Recent Market Performance
On July 16, 2026, SpaceX (ticker: SPCX) reached an intraday low of $132.15, marking a stark decline from a peak of $225.64 shortly after the IPO. This drop translates to a loss of around 41% from the peak and effectively strips away all initial gains made following the June 12 IPO, which raised approximately $75 billion in capital.
Short sellers have raked in approximately $8.7 billion in profits during this period. Just a day prior, profits for these investors stood at around $3.88 billion, indicating a rapid acceleration in bearish trading as the stock price continued to falter.

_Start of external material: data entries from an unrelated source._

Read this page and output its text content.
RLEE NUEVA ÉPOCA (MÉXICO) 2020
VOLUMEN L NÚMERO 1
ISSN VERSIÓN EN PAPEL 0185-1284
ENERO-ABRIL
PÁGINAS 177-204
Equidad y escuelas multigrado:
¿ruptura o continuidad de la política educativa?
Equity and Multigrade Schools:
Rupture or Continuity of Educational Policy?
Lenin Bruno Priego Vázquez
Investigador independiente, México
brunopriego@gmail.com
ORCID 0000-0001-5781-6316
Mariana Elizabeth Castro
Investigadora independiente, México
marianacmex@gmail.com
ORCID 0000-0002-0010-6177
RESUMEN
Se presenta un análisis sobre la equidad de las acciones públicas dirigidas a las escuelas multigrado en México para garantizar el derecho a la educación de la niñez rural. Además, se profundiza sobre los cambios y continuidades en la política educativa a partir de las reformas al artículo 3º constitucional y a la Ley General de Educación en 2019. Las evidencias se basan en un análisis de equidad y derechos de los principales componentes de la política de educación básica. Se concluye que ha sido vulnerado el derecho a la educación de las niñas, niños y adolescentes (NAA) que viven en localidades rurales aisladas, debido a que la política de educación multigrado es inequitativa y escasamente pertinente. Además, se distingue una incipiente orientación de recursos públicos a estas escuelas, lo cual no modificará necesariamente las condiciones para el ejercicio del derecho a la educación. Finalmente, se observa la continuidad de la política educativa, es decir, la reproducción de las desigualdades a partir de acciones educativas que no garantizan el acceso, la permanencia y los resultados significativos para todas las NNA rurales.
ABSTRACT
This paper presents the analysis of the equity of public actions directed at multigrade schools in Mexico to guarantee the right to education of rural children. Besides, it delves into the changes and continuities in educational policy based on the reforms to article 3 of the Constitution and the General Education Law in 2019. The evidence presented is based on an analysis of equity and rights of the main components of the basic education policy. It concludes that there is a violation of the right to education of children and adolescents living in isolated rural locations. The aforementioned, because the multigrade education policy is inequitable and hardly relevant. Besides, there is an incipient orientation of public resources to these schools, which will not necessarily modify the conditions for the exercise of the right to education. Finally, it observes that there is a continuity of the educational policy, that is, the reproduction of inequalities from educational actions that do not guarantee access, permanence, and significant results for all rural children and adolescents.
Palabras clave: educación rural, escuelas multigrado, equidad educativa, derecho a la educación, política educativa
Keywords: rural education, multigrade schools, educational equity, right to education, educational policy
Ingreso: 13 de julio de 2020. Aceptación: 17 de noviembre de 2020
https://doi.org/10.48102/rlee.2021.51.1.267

Investor Concerns and Market Sentiment
Two critical announcements from SpaceX appear to have triggered this sharp decline:
- The company revealed plans to offer senior unsecured notes, suggesting a willingness to take on substantial new debt after already raising significant equity.
- SpaceX disclosed a $60 billion acquisition deal predominantly reliant on stock transactions, raising concerns about shareholder dilution.
As a result, short interest in the stock has surged from a modest 5-7% around the IPO to approximately 28% currently, which indicates a growing sentiment among investors that the stock remains overvalued.
For those who entered the market above the IPO price and are now holding SPCX shares, the outlook is grim. The risk of dilution from the acquisition and potential yields on the upcoming bond sale could catalyze further selling pressure if market confidence deteriorates. Investors are advised to monitor these developments closely as they could significantly impact the stock's trajectory.
This material is informational and should not be considered financial advice.